You see, there really are some things worth dying for, and freedom is at the very top of the list.
And if you don't accept that message and understand it, and if you don't adopt that philosophy, very soon you will lose freedom for yourselves and for all of your posterity.
And the great experiment would have failed, you see, because if it works, it will be the New World Order.
If it doesn't, Humankind will once again be enslaved as it has always been enslaved throughout its history.
Good night, ladies and gentlemen.
Seek out and join the militia.
If you can't find one, start one of your own.
I have long feared that my sins would return to visit me.
And the cost is more than I can bear.
I've been to war, and I have no desire to do so again.
I have seven children.
I do not wish to leave them fatherless.
A family threatened by war.
We have to do something.
I forbid you to go!
I'm not a child!
You're my child!
A son fighting for his beliefs.
Father, I thought you were a man of principle.
When you have a family of your own, perhaps you'll understand.
When I have a family of my own, I won't hide behind them.
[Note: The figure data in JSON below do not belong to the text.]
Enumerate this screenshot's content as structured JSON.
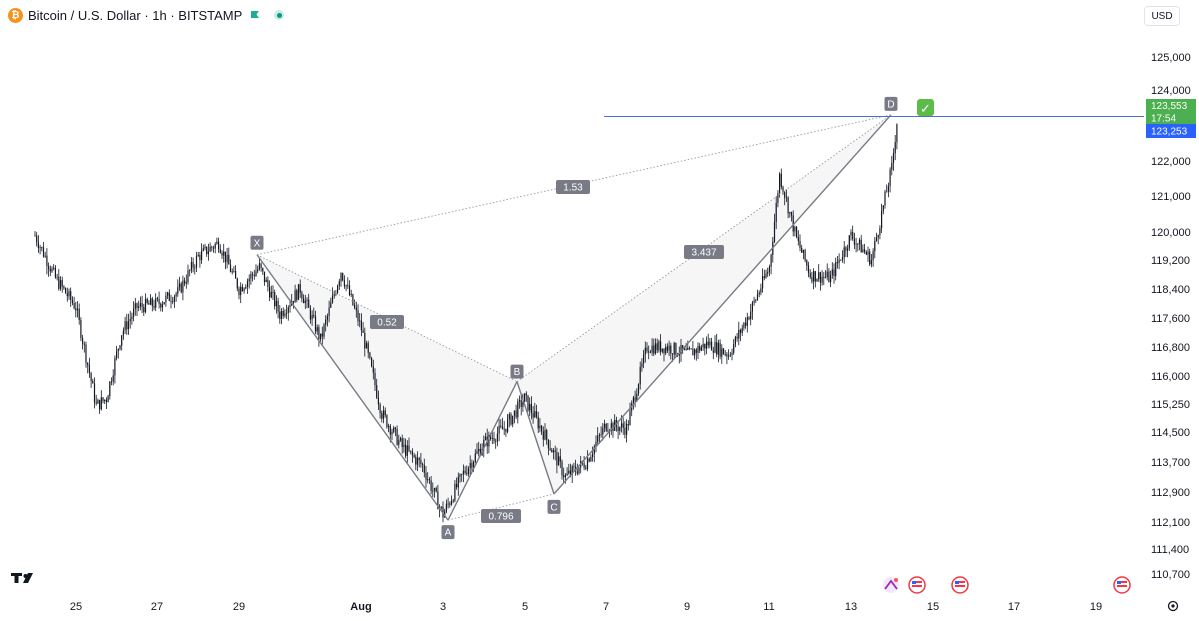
{
  "header": {
    "title": "Bitcoin / U.S. Dollar · 1h · BITSTAMP",
    "coin_glyph": "₿"
  },
  "currency_button": "USD",
  "price_tags": {
    "current_price": "123,553",
    "countdown": "17:54",
    "blue_price": "123,253"
  },
  "check_glyph": "✓",
  "chart_data": {
    "type": "candlestick",
    "x_ticks": [
      "25",
      "27",
      "29",
      "Aug",
      "3",
      "5",
      "7",
      "9",
      "11",
      "13",
      "15",
      "17",
      "19"
    ],
    "y_ticks": [
      {
        "label": "125,000",
        "value": 125000
      },
      {
        "label": "124,000",
        "value": 124000
      },
      {
        "label": "122,000",
        "value": 122000
      },
      {
        "label": "121,000",
        "value": 121000
      },
      {
        "label": "120,000",
        "value": 120000
      },
      {
        "label": "119,200",
        "value": 119200
      },
      {
        "label": "118,400",
        "value": 118400
      },
      {
        "label": "117,600",
        "value": 117600
      },
      {
        "label": "116,800",
        "value": 116800
      },
      {
        "label": "116,000",
        "value": 116000
      },
      {
        "label": "115,250",
        "value": 115250
      },
      {
        "label": "114,500",
        "value": 114500
      },
      {
        "label": "113,700",
        "value": 113700
      },
      {
        "label": "112,900",
        "value": 112900
      },
      {
        "label": "112,100",
        "value": 112100
      },
      {
        "label": "111,400",
        "value": 111400
      },
      {
        "label": "110,700",
        "value": 110700
      }
    ],
    "horizontal_line_value": 123253,
    "pattern_points": [
      {
        "label": "X",
        "price": 119350
      },
      {
        "label": "A",
        "price": 112150
      },
      {
        "label": "B",
        "price": 115850
      },
      {
        "label": "C",
        "price": 112850
      },
      {
        "label": "D",
        "price": 123300
      }
    ],
    "ratios": [
      {
        "label": "1.53"
      },
      {
        "label": "0.52"
      },
      {
        "label": "3.437"
      },
      {
        "label": "0.796"
      }
    ],
    "price_path": [
      [
        "07-24 00:00",
        119900
      ],
      [
        "07-24 12:00",
        118700
      ],
      [
        "07-25 00:00",
        117900
      ],
      [
        "07-25 12:00",
        115200
      ],
      [
        "07-25 18:00",
        115400
      ],
      [
        "07-26 03:00",
        117200
      ],
      [
        "07-26 12:00",
        117900
      ],
      [
        "07-27 00:00",
        118000
      ],
      [
        "07-27 12:00",
        118300
      ],
      [
        "07-28 00:00",
        119300
      ],
      [
        "07-28 12:00",
        119700
      ],
      [
        "07-29 00:00",
        118400
      ],
      [
        "07-29 12:00",
        119000
      ],
      [
        "07-30 00:00",
        117700
      ],
      [
        "07-30 12:00",
        118400
      ],
      [
        "07-31 00:00",
        117000
      ],
      [
        "07-31 12:00",
        118900
      ],
      [
        "08-01 00:00",
        117300
      ],
      [
        "08-01 12:00",
        115000
      ],
      [
        "08-02 00:00",
        114100
      ],
      [
        "08-02 12:00",
        113600
      ],
      [
        "08-03 00:00",
        112300
      ],
      [
        "08-03 12:00",
        113400
      ],
      [
        "08-04 00:00",
        114200
      ],
      [
        "08-04 12:00",
        114600
      ],
      [
        "08-05 00:00",
        115400
      ],
      [
        "08-05 12:00",
        114400
      ],
      [
        "08-06 00:00",
        113300
      ],
      [
        "08-06 12:00",
        113700
      ],
      [
        "08-07 00:00",
        114700
      ],
      [
        "08-07 12:00",
        114600
      ],
      [
        "08-08 00:00",
        116800
      ],
      [
        "08-08 12:00",
        116800
      ],
      [
        "08-09 00:00",
        116600
      ],
      [
        "08-09 12:00",
        116900
      ],
      [
        "08-10 00:00",
        116600
      ],
      [
        "08-10 12:00",
        117700
      ],
      [
        "08-11 00:00",
        119000
      ],
      [
        "08-11 06:00",
        121600
      ],
      [
        "08-11 16:00",
        119800
      ],
      [
        "08-12 00:00",
        118800
      ],
      [
        "08-12 12:00",
        118700
      ],
      [
        "08-13 00:00",
        119900
      ],
      [
        "08-13 12:00",
        119200
      ],
      [
        "08-14 00:00",
        121800
      ],
      [
        "08-14 04:00",
        123553
      ]
    ]
  }
}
Hang him, put his body on display.
Colonel, I beg you, by the rules of war... Would you like a lesson, sir, in the rules of war?
Or perhaps of children more.
Before this war is over, I'm going to kill you.
Why wait?
I'll come back.
Might I request, sir, that you transfer my son here under my command?
I'll fire first.
Start with the officers.
We don't know when or where they're going to strike.
Where'd you learn all that riding, shooting?
I try to talk.
How many were there?
Maybe one.
One man.
Sounds more like a ghost than a man.
This ghost, bring him to me.
How many men does Cornwallis have under his command?
Twelve thousand redcoats.
I'm here to enlist every man willing.
Who's with us?
This is not the conduct of a gentleman.
I'll take that as a compliment.
I'm sorry.
No!
Before they were soldiers, they were family.
Before they were legends, they were great heroes.
And before there was a nation, there was a fight for freedom.
And soon, it must happen all over again.
Mine eyes have seen the glory of the coming of the Lord.
He is trampling out the vintage where the grapes of wrath are stored.
He hath loosed the fateful lightning of his terrible swift sword.
His truth is marching on.
Glory, glory, hallelujah.
His truth is marching on.
I have seen him in the watch fires of a hundred circling camps.
They have builded him an altar in the evening dews and damps.
I can read his righteous sentence by the dim and flaring lamps.
His day is marching on.
Glory, glory, hallelujah.
His truth, His mighty law.
In the beauty of the lilies, His Christ was born across the sea.
With a glory in his bosom that transfigures you and me.
As he died to make men holy, let us die to make men freer.
While God is marching on, Glory, glory, hallelujah.